Anatomical features of primary microcephaly (MCPH). (A) Children with MCPH have a reduced head circumference beginning at birth and a small, but architecturally normal, brain as compared to a healthy control. Figure reprinted with permission. (B) MRI scans of a healthy child and a child with microcephaly. The microcephalic brain shows reduced brain volume, with the largest volume loss seen in the cortical areas.

Figure 3

Genes that cause MCPH localize to the centrosome during the cell cycle and play a role in neurogenesis.
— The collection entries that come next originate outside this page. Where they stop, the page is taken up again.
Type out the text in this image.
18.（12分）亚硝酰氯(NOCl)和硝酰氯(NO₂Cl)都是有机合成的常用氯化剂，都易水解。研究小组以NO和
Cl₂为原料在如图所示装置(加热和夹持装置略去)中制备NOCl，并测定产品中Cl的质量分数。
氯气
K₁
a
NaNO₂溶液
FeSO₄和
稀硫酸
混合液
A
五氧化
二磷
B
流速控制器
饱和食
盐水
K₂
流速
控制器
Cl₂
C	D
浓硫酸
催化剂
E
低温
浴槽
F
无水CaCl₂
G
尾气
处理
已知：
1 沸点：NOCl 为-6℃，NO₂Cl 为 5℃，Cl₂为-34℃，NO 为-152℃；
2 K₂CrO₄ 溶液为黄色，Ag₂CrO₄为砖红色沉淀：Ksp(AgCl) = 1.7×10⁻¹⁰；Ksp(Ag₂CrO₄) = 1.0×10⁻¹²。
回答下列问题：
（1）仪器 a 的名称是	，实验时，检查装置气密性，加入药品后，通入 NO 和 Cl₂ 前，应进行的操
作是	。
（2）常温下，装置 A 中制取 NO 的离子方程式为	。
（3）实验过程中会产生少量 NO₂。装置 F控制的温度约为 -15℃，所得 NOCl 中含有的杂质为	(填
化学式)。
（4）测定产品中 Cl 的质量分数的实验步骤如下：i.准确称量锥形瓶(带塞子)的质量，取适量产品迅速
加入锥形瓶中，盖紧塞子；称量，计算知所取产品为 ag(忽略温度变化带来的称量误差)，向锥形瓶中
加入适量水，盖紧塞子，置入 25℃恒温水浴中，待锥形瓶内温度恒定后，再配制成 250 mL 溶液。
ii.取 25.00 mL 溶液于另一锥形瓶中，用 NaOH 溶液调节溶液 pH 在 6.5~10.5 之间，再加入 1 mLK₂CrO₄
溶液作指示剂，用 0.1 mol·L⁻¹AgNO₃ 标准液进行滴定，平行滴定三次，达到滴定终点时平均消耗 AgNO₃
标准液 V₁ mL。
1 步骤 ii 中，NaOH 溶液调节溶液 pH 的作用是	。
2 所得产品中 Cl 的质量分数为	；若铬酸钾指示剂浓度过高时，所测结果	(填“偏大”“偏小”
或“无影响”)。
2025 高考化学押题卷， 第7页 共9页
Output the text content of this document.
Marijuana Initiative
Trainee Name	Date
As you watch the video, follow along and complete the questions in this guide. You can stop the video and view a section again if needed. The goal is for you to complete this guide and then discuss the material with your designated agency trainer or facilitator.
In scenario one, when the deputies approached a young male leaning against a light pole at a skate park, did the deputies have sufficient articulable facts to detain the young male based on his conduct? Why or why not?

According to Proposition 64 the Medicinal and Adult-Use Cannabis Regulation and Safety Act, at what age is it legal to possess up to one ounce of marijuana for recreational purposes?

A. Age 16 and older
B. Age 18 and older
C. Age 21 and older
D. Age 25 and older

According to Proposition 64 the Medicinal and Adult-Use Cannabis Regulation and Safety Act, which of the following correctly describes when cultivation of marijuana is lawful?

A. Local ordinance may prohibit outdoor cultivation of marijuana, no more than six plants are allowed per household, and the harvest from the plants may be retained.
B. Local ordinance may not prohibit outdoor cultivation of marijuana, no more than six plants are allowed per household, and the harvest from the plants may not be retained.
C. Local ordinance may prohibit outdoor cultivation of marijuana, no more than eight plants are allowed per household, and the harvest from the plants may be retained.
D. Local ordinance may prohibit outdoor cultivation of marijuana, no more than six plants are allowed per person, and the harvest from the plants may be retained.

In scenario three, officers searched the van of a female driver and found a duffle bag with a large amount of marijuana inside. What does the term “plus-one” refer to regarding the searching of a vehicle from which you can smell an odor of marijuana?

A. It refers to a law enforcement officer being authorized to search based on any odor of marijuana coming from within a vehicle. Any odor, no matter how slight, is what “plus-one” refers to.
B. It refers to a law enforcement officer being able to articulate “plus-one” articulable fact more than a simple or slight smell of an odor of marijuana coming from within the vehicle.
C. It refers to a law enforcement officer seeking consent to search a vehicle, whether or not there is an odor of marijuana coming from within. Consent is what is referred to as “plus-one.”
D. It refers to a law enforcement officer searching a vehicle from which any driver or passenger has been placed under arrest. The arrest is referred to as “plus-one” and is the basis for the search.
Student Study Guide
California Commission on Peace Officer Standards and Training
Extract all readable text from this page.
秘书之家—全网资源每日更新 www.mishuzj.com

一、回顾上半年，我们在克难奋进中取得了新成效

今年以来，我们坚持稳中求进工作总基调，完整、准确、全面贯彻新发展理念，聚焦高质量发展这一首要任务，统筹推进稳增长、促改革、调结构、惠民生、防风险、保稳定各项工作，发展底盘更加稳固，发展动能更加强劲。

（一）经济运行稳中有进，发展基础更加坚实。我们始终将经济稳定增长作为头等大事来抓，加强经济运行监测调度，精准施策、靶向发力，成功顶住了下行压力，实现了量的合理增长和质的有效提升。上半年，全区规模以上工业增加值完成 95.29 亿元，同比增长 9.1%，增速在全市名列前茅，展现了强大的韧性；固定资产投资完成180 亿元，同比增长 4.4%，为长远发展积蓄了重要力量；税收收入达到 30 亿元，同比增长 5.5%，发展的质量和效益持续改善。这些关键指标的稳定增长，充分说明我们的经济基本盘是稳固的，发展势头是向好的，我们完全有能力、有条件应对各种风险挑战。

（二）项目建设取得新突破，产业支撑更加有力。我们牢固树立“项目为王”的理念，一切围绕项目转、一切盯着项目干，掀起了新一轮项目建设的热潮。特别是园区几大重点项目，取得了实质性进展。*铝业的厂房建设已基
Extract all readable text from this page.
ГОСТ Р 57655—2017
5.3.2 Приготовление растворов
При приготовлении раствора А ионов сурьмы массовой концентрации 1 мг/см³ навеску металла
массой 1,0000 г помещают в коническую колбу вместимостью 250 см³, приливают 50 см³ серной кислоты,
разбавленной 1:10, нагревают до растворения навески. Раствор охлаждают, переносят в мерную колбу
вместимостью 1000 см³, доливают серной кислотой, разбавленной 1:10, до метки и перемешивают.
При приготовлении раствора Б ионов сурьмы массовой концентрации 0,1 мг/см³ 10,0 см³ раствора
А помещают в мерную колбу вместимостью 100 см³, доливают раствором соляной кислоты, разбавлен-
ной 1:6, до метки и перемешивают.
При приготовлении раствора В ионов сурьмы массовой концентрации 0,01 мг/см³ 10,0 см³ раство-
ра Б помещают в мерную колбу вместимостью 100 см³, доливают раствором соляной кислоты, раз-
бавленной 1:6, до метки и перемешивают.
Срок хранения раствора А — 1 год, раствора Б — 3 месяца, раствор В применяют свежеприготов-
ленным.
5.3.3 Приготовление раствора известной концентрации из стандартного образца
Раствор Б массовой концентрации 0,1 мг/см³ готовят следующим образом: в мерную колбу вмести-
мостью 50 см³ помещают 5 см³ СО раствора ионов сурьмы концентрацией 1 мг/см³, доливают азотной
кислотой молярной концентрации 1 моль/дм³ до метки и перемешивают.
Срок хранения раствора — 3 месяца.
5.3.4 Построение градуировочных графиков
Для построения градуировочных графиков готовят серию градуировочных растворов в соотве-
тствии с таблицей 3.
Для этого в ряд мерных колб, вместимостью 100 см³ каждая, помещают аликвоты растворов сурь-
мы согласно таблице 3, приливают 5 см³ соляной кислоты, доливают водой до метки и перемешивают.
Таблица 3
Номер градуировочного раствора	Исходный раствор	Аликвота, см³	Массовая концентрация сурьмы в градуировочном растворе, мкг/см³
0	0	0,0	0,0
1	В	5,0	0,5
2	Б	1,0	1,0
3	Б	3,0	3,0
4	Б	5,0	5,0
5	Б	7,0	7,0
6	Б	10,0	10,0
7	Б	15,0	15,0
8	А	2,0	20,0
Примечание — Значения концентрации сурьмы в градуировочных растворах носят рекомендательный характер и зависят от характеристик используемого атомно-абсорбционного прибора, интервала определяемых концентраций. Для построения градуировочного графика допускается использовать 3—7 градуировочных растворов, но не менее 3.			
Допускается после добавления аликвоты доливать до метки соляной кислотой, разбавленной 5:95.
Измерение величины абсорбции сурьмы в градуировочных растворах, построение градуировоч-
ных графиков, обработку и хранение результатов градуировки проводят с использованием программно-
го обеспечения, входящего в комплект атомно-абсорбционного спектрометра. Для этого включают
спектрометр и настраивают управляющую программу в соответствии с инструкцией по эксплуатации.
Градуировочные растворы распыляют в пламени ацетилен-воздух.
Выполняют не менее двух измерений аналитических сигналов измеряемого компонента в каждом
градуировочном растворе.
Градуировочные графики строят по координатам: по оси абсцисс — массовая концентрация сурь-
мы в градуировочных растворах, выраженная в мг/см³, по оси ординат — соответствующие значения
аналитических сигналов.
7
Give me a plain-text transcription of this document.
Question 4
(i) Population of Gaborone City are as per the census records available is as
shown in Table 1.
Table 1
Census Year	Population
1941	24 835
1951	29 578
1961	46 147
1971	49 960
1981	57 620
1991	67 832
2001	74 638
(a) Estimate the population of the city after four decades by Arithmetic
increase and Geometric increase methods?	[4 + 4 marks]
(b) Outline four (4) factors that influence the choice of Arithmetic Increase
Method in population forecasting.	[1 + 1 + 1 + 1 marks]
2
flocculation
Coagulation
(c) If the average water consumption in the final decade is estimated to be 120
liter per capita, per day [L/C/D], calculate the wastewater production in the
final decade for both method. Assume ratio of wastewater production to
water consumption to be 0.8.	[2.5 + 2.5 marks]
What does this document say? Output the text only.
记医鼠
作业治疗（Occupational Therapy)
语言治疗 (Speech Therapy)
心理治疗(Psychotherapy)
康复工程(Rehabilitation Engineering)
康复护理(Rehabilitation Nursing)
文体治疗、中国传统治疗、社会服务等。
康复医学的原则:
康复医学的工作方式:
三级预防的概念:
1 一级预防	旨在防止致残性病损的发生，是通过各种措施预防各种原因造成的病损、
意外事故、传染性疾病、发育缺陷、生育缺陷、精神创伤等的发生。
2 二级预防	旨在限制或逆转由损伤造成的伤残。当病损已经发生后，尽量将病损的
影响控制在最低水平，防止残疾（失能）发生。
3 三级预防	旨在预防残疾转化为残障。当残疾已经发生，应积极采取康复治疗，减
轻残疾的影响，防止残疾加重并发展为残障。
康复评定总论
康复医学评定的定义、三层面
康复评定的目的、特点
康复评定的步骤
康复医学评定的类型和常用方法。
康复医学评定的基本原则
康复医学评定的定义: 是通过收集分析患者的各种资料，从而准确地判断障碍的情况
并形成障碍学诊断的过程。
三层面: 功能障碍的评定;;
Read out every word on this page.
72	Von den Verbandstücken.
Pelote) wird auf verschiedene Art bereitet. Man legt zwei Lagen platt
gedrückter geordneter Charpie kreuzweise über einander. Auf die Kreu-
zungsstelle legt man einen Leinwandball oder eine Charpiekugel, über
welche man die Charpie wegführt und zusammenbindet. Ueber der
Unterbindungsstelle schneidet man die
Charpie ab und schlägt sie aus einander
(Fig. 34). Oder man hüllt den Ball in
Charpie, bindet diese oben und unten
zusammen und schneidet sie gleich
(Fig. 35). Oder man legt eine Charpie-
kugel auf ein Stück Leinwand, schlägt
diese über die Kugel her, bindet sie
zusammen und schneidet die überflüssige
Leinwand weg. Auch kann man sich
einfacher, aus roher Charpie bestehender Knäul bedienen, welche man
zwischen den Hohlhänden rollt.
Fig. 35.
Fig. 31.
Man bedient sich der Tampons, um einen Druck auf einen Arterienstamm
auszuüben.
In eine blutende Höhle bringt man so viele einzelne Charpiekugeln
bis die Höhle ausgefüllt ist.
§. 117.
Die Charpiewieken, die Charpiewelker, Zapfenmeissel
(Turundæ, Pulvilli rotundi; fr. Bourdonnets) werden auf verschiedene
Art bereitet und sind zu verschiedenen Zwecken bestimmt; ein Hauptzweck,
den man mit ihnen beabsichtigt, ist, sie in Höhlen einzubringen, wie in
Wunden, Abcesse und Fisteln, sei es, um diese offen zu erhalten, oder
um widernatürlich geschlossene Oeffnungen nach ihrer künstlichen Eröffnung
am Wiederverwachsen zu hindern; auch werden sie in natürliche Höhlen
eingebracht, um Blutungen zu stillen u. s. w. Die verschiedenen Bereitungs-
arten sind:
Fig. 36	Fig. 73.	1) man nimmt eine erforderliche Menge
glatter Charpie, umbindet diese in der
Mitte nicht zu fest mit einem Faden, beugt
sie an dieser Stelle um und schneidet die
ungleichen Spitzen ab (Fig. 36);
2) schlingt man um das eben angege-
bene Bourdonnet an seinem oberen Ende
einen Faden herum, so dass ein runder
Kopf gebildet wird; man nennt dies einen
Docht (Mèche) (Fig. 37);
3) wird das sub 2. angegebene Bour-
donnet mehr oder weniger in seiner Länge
During neurogenic proliferation, progenitors first undergo symmetric cell division where two daughter cells of progenitor fate are produced. This is followed by asymmetric cell division in which one daughter cell follows a progenitor cell fate and the other follows a neural fate.^,– Committed neurons then migrate to the cortical plate (CP). The cell cycle is critically regulated by the mitotic machinery,^,, and each of the five MCPH genes (MCPH1, APSM, STIL, CENPJ, and CKD5RAP2) colocalize with the mitotic apparatus during at least some part of the cell cycle. Genetic studies reveal that MCPH is primarily a disorder of cortical neurogenesis and not a disorder of migration, cell death, or cell growth and provide insight into the genes that regulate brain size in humans.

Figure 4

Anatomical features of classical lissencephaly (LIS). Children with LIS, also known as smooth brain syndrome, lack folds and ridges in the outer cortical layers and typically have a smaller head size as compared to healthy controls (wm, white matter). Figure reprinted with permission.

Figure 5

Genes that cause LIS localize to the leading edge of cortical neurons and play a role in neuron migration. Committed neurons migrate along radial glia to reach their specified layer in the developing cortical plate. Neuron migration involves a strictly regulated process of cytoskeletal rearrangements. Each of the LIS-causing genes (DCX, LIS1,TUBA1A) act as key regulators of microtubules. Genetic studies reveal that LIS is primarily a disorder of neuron migration and provide mechanistic information about the genetic regulation of cortical development in humans.

Figure 6

Anatomical features of horizontal gaze palsy with progressive scoliosis (HGPPS). (A) Photo of a patient with HGPPS showing lack of horizontal eye movements when attempting to look to either side. Upward and downward eye movements are normal. (B) MRI of the spine of a patient with HGPPS shows profound scoliosis. (C) MRI scans from a normal brain (a,b) and a patient with HGPPS (c,d). Patients with HGPPS display pons hypoplasia (boxed region in a,b); absent protrusions of the abducens nuclei (arrowheads in a,b); and flat, butterfly-like appearance of the medulla (open arrow in c,d). Figures reprinted with permission.

Figure 7

Many of the genes that cause primary epilepsy are cell surface receptors that act to regulate neural circuit formation and network signaling. During circuit formation, neurons from different brain areas form stereotypic synaptic connections. Circuit formation is initially neuronal activity independent, but as signaling receptors are expressed at the cell surface, neuronal activity begins to shape circuit structure and function. Thirteen of the identified genes that cause primary epilepsy fall into the voltage-gated or ligand-gated ion channel class and are expressed in the axon or at the synapse in various neuronal types. Studies reveal that epilepsy can result from a primary defect in ion channel function and also provide evidence that certain types of epilepsy result from defects in circuit formation and function in the developing neocortex.